Most of the posts seem to favor that your companion is a carbon copy of the animal entry in the Bestiary, yet the bestiary itself suggests that NPCs are allowed to assign the standard array, and that the entries are what the animal would have with straight 10s. That would mean that one of the animals stats should be +3, one is +2, one is +1, one is -1, and one is -2. That appears to be the rules straight from the book, 6, bottom left corner

Quandary |

Most of the posts seem to favor that your companion is a carbon copy of the animal entry in the Bestiary,
`Favor` being `exactly what the rules say`, sure.

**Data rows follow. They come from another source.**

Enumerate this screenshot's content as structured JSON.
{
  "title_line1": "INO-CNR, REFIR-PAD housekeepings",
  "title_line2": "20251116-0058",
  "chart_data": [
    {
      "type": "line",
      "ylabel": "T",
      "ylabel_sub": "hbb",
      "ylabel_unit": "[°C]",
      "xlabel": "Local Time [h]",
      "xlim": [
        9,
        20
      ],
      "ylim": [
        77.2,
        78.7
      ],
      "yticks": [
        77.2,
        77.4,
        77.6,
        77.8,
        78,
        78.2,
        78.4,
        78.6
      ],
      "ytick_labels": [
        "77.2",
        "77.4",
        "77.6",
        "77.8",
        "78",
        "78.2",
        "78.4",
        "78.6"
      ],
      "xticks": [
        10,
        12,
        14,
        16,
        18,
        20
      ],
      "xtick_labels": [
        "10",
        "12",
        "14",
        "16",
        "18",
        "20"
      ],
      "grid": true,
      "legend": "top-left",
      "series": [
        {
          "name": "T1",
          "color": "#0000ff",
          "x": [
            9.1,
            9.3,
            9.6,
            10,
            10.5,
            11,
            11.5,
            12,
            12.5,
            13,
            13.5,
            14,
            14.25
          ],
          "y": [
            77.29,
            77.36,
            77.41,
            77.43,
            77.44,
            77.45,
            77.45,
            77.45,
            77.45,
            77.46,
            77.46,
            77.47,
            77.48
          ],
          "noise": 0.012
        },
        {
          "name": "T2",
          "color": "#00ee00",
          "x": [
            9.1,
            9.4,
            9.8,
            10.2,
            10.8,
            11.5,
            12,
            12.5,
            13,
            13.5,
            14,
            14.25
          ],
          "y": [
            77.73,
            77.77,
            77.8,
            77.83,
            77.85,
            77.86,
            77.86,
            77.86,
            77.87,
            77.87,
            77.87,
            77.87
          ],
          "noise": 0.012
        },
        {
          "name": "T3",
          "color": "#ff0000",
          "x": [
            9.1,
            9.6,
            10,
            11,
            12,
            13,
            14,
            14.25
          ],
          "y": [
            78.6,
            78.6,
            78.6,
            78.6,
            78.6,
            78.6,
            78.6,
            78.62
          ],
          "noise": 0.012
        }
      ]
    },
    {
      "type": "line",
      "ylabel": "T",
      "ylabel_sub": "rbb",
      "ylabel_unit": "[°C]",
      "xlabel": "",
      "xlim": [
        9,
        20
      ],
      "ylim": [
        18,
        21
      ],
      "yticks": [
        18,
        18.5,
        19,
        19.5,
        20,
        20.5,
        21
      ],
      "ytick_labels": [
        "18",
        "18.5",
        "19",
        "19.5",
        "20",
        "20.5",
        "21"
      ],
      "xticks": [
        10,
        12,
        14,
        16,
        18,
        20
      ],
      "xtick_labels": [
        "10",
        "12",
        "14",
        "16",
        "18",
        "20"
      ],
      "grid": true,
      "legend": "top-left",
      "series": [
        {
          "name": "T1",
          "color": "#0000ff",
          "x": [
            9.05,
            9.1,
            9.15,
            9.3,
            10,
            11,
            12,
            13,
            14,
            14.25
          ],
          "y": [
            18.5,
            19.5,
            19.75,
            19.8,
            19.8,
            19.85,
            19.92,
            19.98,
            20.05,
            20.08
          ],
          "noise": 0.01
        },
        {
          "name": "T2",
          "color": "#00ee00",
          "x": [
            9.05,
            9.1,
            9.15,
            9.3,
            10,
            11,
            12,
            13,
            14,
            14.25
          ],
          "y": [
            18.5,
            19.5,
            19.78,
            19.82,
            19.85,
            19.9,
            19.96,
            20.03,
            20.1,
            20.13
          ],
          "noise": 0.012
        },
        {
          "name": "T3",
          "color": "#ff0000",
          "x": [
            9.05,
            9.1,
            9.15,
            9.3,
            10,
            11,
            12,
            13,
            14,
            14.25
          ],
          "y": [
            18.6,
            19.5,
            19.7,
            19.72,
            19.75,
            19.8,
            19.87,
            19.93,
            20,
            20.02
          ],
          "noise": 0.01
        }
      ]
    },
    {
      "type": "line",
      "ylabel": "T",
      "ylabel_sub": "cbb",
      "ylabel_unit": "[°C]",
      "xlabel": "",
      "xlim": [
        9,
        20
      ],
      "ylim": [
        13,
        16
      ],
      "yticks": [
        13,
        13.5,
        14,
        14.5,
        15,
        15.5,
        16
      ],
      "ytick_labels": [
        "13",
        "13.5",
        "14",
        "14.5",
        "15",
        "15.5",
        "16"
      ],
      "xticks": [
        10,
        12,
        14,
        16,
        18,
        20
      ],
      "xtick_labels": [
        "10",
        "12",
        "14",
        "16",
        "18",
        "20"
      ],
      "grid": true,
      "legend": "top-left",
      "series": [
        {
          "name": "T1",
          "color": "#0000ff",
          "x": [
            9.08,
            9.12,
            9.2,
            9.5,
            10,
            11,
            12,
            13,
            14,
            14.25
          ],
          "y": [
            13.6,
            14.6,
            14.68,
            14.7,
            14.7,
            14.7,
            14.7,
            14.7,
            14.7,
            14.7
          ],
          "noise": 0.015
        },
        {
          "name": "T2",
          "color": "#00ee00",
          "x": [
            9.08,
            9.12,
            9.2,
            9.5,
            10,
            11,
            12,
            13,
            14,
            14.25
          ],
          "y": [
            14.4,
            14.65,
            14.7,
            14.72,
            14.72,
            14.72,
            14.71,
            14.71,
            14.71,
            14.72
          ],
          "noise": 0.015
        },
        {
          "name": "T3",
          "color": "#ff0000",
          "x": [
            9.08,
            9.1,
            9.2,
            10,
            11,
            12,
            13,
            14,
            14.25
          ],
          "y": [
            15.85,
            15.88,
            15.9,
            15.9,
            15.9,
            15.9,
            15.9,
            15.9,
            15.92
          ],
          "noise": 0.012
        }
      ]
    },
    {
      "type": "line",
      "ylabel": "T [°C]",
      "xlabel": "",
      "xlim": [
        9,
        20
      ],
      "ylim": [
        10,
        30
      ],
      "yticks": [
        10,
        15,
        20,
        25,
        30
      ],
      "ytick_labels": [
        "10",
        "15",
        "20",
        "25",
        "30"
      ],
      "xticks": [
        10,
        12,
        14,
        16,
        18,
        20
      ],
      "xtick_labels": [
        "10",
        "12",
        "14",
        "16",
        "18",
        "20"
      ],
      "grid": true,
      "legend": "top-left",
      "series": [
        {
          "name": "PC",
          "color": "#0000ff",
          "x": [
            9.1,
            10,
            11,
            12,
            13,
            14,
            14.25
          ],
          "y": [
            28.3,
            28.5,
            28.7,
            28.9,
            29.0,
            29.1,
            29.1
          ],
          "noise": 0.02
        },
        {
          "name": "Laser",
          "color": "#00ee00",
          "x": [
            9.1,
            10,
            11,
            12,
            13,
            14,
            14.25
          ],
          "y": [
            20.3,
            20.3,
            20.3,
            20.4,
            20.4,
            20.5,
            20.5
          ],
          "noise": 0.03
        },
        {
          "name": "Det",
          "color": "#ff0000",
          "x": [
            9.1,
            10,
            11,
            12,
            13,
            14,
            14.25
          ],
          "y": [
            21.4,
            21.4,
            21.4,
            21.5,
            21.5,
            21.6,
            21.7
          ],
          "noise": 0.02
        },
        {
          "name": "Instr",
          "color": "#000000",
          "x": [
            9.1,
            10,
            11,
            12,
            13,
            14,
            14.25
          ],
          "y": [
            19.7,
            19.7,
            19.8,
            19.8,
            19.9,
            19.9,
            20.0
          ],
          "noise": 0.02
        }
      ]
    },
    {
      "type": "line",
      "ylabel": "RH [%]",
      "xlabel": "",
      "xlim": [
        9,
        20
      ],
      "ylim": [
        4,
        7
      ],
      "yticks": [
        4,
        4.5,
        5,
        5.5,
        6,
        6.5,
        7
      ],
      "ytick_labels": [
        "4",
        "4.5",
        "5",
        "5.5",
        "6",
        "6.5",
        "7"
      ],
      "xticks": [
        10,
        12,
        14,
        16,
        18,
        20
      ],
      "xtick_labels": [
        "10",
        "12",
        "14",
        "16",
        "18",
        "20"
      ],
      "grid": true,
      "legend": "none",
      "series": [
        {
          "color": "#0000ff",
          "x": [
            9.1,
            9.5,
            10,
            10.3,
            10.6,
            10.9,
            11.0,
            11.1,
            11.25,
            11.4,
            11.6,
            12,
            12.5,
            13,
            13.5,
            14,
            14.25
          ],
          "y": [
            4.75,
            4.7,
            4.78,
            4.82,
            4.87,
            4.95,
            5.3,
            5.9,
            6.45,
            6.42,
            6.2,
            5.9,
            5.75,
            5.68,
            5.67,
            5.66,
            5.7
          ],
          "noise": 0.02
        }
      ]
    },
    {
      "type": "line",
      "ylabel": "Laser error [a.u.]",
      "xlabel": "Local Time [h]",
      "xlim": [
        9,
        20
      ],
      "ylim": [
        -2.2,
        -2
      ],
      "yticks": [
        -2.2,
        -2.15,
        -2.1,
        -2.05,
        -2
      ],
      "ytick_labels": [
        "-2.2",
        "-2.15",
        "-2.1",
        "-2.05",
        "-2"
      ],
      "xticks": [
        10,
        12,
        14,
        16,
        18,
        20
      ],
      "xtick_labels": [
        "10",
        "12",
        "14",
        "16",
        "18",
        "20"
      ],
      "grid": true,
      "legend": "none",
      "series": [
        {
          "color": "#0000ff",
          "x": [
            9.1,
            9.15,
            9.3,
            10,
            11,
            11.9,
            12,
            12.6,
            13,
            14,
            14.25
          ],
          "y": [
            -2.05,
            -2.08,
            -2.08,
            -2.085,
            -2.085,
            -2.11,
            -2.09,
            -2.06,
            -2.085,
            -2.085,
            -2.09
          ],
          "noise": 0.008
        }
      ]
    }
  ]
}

yet the bestiary itself suggests that NPCs are allowed to assign the standard array, and that the entries are what the animal would have with straight 10s. That would mean that one of the animals stats should be +3, one is +2, one is +1, one is -1, and one is -2. That appears to be the rules straight from the book, 6, bottom left corner
And how does this apply to the Familiar Class Ability, which directly tells you to use the Bestiary stats?
Further, using this approach would logically apply to EVERY creature encountered, as they are all `NPCs`.Familiars have the least grounds to be based on `NPC rules`, because they are a CLASS FEATURE,
and scale their abilities directly based on their owner`s Class Level, i.e. over-riding the normal ability scores.